A decision to move to a self-insured Administrative Services Organization model brings more transparency to the Medicaid program, which accounts for close to $6.3 billion in state spending, or about 30 percent of the state’s total budget.

The model also allows the state to collect a tremendous amount of claims data that will in turn allow it to see which delivery models are working best for the various populations.

Andrews is happy about the move because will allow the state to implement Primary Care Case Management.

“Under PCCM, Medicaid recipients will have primary care givers and receive preventive care, and will no longer be reliant on emergency rooms and unnecessary tests and treatments,” Andrews said. “The program will also provide the state with better information about how the system is working, and how to best spend the state’s limited dollars.”

Brenda Kelley, executive director of Connecticut’s AARP, isn’t as happy as Andrews about some of the budget details related to senior citizens.

She appreciates Malloy’s decision to fund the transition of 2,251 nursing home residents back to the community by the end of fiscal year 2013 through the Money Follows the Person program, but she’s very unhappy about the decision to charge seniors fighting to stay in their homes.

Kelley fought to get the percentage seniors pay under the Connecticut Home Care for Elders program lowered last year, only to see it returned to where it was less than a year ago.

“We know based on past experience that the addition of a 15 percent cost-share will result in hundreds of seniors dropping off the program, putting them at greater risk of placement in a nursing facility, and ultimately resulting in the state paying more for their care,” Kelley said. “We also know that applying the cost-share as a percentage of a person’s care plan punishes those who are the most in need. This is not fair and decent, nor is it cost-effective.”

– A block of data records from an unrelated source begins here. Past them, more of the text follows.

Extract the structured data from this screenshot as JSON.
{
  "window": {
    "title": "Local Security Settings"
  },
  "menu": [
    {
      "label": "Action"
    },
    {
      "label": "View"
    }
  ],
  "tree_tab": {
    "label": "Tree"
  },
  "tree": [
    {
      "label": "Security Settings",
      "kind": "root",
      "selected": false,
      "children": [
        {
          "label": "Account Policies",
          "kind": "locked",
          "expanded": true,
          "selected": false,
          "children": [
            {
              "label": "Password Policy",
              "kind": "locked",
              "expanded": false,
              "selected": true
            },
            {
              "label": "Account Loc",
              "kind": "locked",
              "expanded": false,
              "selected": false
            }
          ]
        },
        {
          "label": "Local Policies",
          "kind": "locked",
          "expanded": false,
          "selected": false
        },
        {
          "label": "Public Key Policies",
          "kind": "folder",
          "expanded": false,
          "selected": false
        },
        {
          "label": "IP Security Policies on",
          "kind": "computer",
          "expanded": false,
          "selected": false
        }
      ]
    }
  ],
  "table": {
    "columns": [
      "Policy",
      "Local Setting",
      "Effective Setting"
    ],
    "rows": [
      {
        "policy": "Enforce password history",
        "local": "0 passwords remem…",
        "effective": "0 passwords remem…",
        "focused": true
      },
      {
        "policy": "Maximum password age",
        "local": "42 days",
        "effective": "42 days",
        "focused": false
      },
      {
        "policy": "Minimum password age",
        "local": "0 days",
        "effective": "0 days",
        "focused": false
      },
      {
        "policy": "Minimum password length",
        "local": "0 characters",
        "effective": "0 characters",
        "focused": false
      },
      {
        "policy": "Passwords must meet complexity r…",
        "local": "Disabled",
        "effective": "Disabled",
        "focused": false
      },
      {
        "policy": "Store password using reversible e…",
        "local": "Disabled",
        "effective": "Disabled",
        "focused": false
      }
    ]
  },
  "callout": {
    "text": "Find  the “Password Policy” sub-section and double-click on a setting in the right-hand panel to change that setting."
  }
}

One of Malloy’s staunchest supporters, Shawn Lang, director of public policy for the Connecticut AIDS Resource Coalition, was equally disappointed Wednesday.

The budget eliminates state funding for the Connecticut AIDS Drug Assistance program, which helps cover the cost of cover the cost of drugs that prevent infections related to HIV and AIDS. The budget narrative says the $606,678 a year isn’t necessary since there are available federal funds and many people served by the program may qualify for the new low-income adult Medicaid program.

Lang, who was in Washington D.C. lobbying Congress to maintain AIDS and HIV funding at the federal level Wednesday, said she’s still not clear what impact the cuts will have.

She said she’s happy they left the syringe exchange program intact and are creating a home care waiver for about 50 individuals with HIV, which will help keep them out of hospitals and skilled nursing facilities.

“In the grand scheme overall, I think the governor was very clear there would be shared sacrifice across the board, so we were all expecting cuts,” Lang said. But she said the coalition has a good working relationship with the legislative committees of cognizance and will work hard to restore the painful cuts. She said she’s still uncertain AIDS line item in the Department of Public Health budget and if it’s a program that’s not utilized or serves no purpose then she’s happy to get rid of it. The budget narrative says the grants for the program were reduced because it only serves a minimal number of clients.

But at the moment there are still more questions than answers with regard to the impact and how many individuals who receive assistance under the state’s drug program won’t qualify for the low-income adults Medicaid program.